The regulation will be implemented over three years beginning Aug. 24 with large businesses having to comply in the first year and smaller business allowed to take the entire three years to come into compliance.

The aim of the new regulation is to ensure that incorrect levels of vitamins or blatantly wrong ingredients do not show up in the products. Last year, the agency found that some supplements, such as those used for erectile dysfunction, used undeclared active ingredients.
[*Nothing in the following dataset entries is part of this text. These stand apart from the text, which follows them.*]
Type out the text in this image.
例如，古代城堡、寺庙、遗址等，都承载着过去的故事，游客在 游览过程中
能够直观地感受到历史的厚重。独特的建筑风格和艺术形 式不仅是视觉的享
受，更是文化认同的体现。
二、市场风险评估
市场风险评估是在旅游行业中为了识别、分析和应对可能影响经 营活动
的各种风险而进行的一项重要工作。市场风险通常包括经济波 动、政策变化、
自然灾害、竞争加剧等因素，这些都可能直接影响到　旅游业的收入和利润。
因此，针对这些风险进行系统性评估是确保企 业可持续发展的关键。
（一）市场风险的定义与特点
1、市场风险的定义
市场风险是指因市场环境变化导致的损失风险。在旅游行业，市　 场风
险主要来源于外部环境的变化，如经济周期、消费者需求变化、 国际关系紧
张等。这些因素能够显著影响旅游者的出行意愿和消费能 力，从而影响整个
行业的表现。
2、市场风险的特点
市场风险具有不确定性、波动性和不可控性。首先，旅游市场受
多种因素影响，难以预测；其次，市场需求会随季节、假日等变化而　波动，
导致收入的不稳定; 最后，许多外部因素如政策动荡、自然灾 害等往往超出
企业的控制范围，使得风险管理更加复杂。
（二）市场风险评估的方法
The FDA also has found supplements that didn’t contain the levels of vitamin C or vitamin A that were claimed by the manufacturer.

Under the old regulations, supplements were governed by the same rules as food products.

The industry reacted favorably to the new rule, which has been pending for more than three years and took more than 13 years to develop.Congress told the agency in 1994 it must issue a regulation tightening federal safety standards on dietary supplements.

“We are optimistic that these new dietary supplement good-manufacturing practices will enhance consumer confidence in these popular products by raising the bar on production standards,” said Steve Mister, president of the Council for Responsible Nutrition, the industry’s leading trade association.

“I’m sure we won’t agree with everything in the rule, but we are pleased that the new good-manufacturing practices are here as it’s a step forward for our industry.”

The final regulation also includes requirements for record keeping and handling consumer complaints.

Consumer advocacy groups reacted more tepidly to the FDA’s new standard.

“This new rule requires dietary supplement makers follow procedures to ensure that their products contain the type and amount of ingredients on the label. However, consumers still have no idea if a given product works, or whether it is dangerous,” said Janell Duncan, senior counsel for Consumers Union.

Ms. Duncan pointed out that unlike prescription drugs, dietary supplements are not required to be proven safe and effective before beingmarketed.

“In large part, it is still ‘buyer beware’ for consumers of dietary supplements because manufacturers are not required to list known health risks for their products, or make sure that they are safe or effective,” she added.